Christmas Cove, wherein are moored the residents' yachts, fishing boats, &c, and which was also the well-known old landing-place, is very pretty; how often, whilst looking at it on a calm summer's evening, I have wished I could portray it on canvas. When the summer sun is sinking, brilliant, crimson hues, streaking the western sky, the last glare of the sun's rays shining on its glassy surface, the many little boats riding tranquilly on its breast, all this added to its natural charm, would I feel sure, be hard to surpass.
To the eastward of this are sandhills, completely shaded with salt-water bush and a species of large prickly shrub, which, in season, are one mass of sweet smelling, white blossom, resembling the elder flower in effect. This we proudly call our 'Parklands,' whilst on the edge of these hills, on the north side, we have our North-terrace, although, as yet, it bears not the slightest resemblance to Adelaide's North-terrace. Yet we are living in hope!
To the westward project promontories of land, the first being Kangaroo Head, where Flinders first landed and wrought destruction among the poor 'kangaroo.' The exact site of this slaughtering, of such historic interest, is now owned by my father!
Further on we note Point Morrison, where Mr. Thomas carries on his farming operations with all the latest modern machinery. The steamers call occasionally at this spot for the convenience of Mr. Thomas and family.
In the distance, still further west, on a clear day, we can easily make out the township of Kingscote, whilst the furthest point distinguishable is Point Marsden.
Penneshaw is literally surrounded with hills, excepting, of coarse, the sea frontage. The land at their base which is of the very richest, being occupied by Messrs. Simpson and Johnstone.

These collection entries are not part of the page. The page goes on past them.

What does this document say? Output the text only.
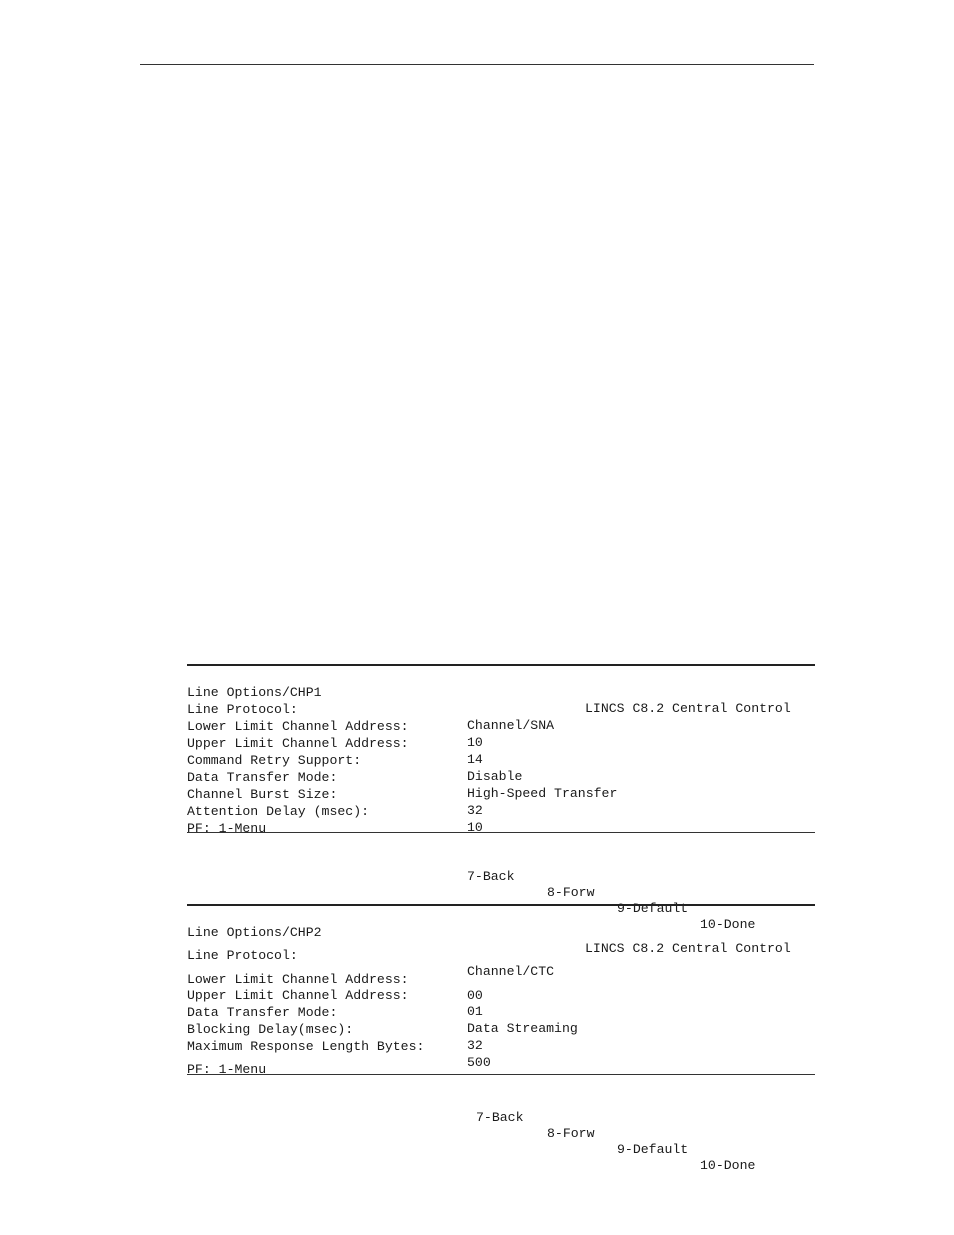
Line Options/CHP1

LINCS C8.2 Central Control

Line Protocol:

Channel/SNA

Lower Limit Channel Address:

10

Upper Limit Channel Address:

14

Command Retry Support:

Disable

Data Transfer Mode:

High-Speed Transfer

Channel Burst Size:

32

Attention Delay (msec):

10

PF: 1-Menu

7-Back

8-Forw

9-Default

10-Done

Line Options/CHP2

LINCS C8.2 Central Control

Line Protocol:

Channel/CTC

Lower Limit Channel Address:

00

Upper Limit Channel Address:

01

Data Transfer Mode:

Data Streaming

Blocking Delay(msec):

32

Maximum Response Length Bytes:

500

PF: 1-Menu

7-Back

8-Forw

9-Default

10-Done
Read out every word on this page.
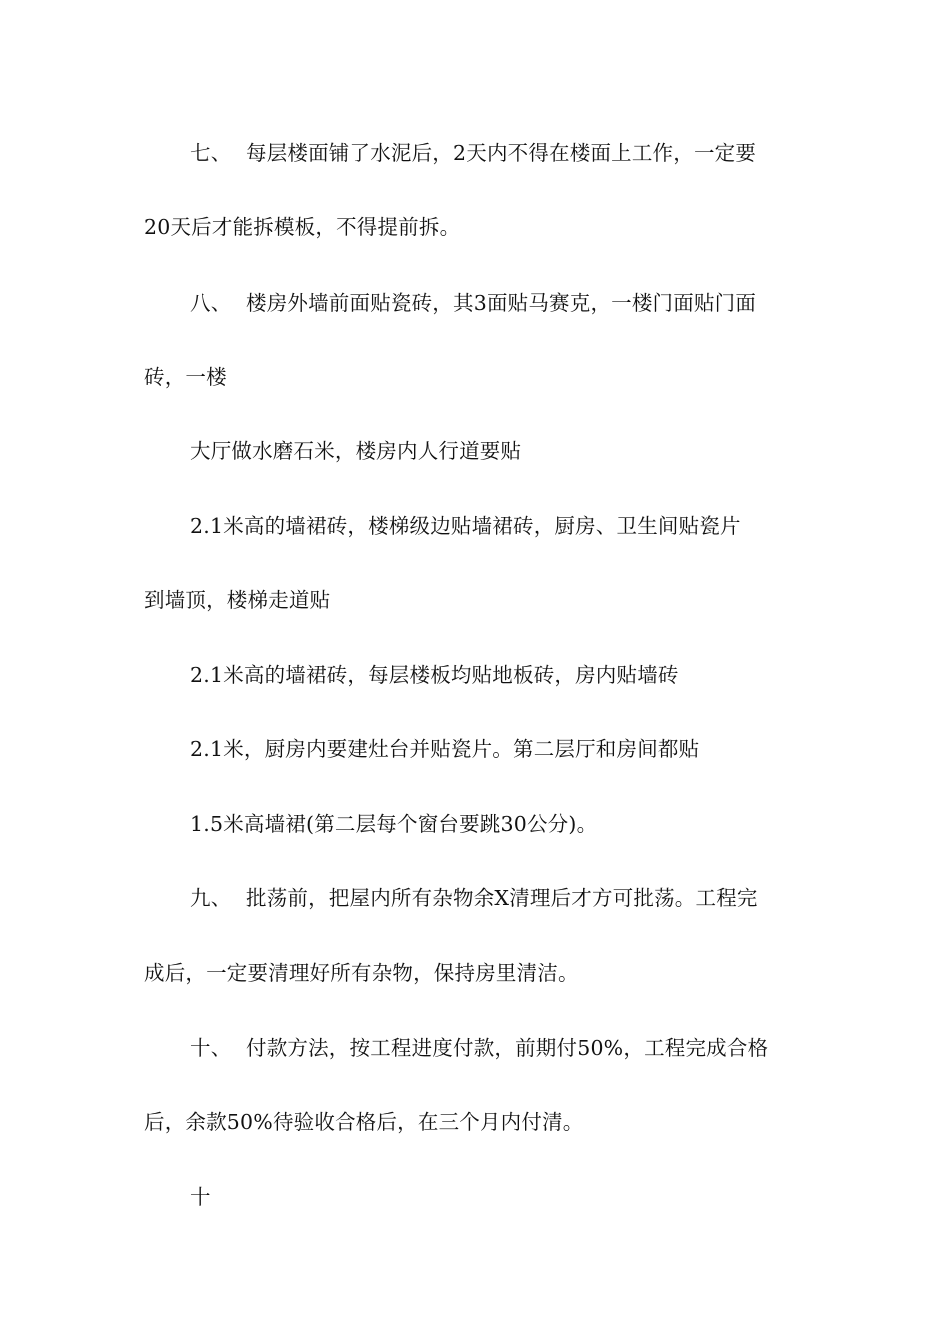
七、 每层楼面铺了水泥后，2天内不得在楼面上工作，一定要
20天后才能拆模板，不得提前拆。
八、 楼房外墙前面贴瓷砖，其3面贴马赛克，一楼门面贴门面
砖，一楼
大厅做水磨石米，楼房内人行道要贴
2.1米高的墙裙砖，楼梯级边贴墙裙砖，厨房、卫生间贴瓷片
到墙顶，楼梯走道贴
2.1米高的墙裙砖，每层楼板均贴地板砖，房内贴墙砖
2.1米，厨房内要建灶台并贴瓷片。第二层厅和房间都贴
1.5米高墙裙(第二层每个窗台要跳30公分)。
九、 批荡前，把屋内所有杂物余X清理后才方可批荡。工程完
成后，一定要清理好所有杂物，保持房里清洁。
十、 付款方法，按工程进度付款，前期付50%，工程完成合格
后，余款50%待验收合格后，在三个月内付清。
十
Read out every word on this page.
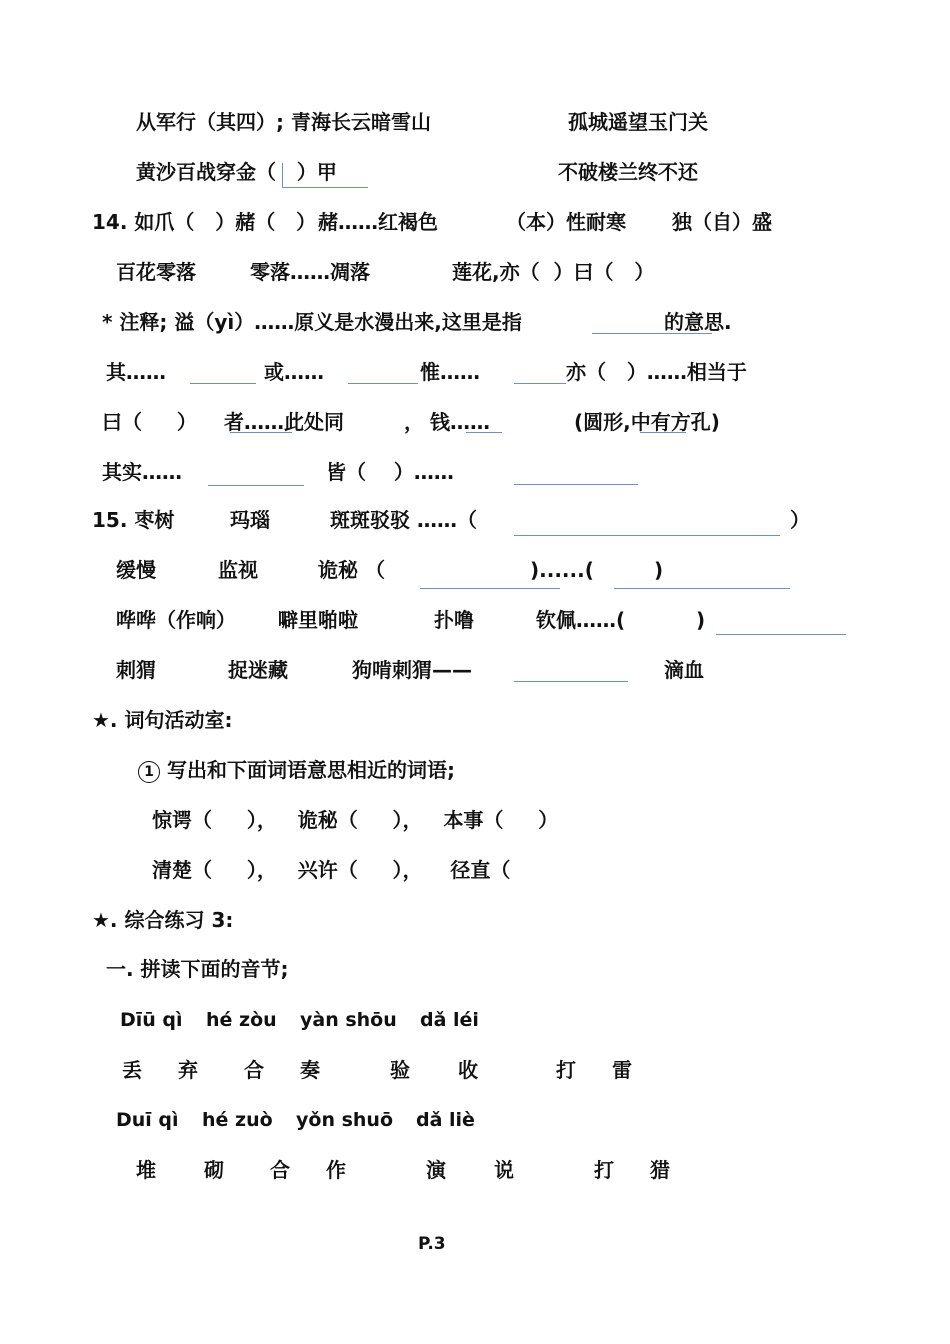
从军行（其四）; 青海长云暗雪山	孤城遥望玉门关
黄沙百战穿金（   ）甲	不破楼兰终不还
14. 如爪（   ）赭（   ） 赭……红褐色	（本）性耐寒 独（自）盛
百花零落	零落……凋落	莲花,亦（  ）曰（   ）
* 注释; 溢（yì）……原义是水漫出来,这里是指	的意思.
其……	或……	惟……	亦（   ）……相当于
曰（     ） 者……此处同	， 钱……	(圆形,中有方孔)
其实……	皆（    ）……
15. 枣树	玛瑙	斑斑驳驳 ……（	）
缓慢	监视	诡秘 （	)......(	)
哗哗（作响） 噼里啪啦	扑噜	钦佩……(	)
刺猬	捉迷藏	狗啃刺猬——	滴血
★. 词句活动室:
1 写出和下面词语意思相近的词语;
惊谔（     ），   诡秘（     ），   本事（     ）
清楚（     ），   兴许（     ），    径直（
★. 综合练习 3:
一. 拼读下面的音节;
Dīū qì hé zòu yàn shōu dǎ léi
丢 弃 合 奏	验 收	打 雷
Duī qì hé zuò yǒn shuō dǎ liè
堆 砌 合 作	演 说	打 猎
P.3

Of buildings we possess none of beautiful modem architecture; they are, however, all substantial stone buildings, and have this alone to recommend them. St. Columba's Church is a nice little structure in its own retiring way and one of which we feel justly proud. The shops, how-ever, call for little admiration. These are most primitive in construction, but are none the worse for that, as far as meeting the demands of the public is concerned. To illustrate the confidence which our shopkeepers repose in their customers I will relate a little incident. A young gentle-man from Adelaide recently took up his abode here. He has been heard to remark that the K.I. shopkeepers are a complete puzzle to him. He went on to say, 'It seems as if people have only to make known their wants and they are unquestioningly supplied, the man in charge hardly waiting to receive payment, and exclaiming, 'To-morrow or next week will do, or any time,' and this to a stranger. It is the Islander's nature to trust, but I fancy if our friend remains here long enough, despite all absence of discipline, he will have his account politely handed to him in due course. Failing payment, of course the debtor is had up for 'summidgement,' as someone languishing after a big word once said.
During the spring Penneshaw is at its very best, with its green fields of paving corn, and a sprinkling of dandelions with their yellow blossoms adding much to the general effect.
Mondays, Wednesdays, Thursdays, and Saturdays are the important days of the week in consequence of the steamer trade. Then it is that the community come out in Sunday best to promenade 'the streets;' then it is that the 'Waybacks' don their 'magpie-colored' suits and revisit the town; then also it is that a degree of expectancy abounds in the air, when small knots of islanders can be seen stand-ing together, discussing 'technical points,' a favorite pastime with the more enlightened mas-culine portion of the community.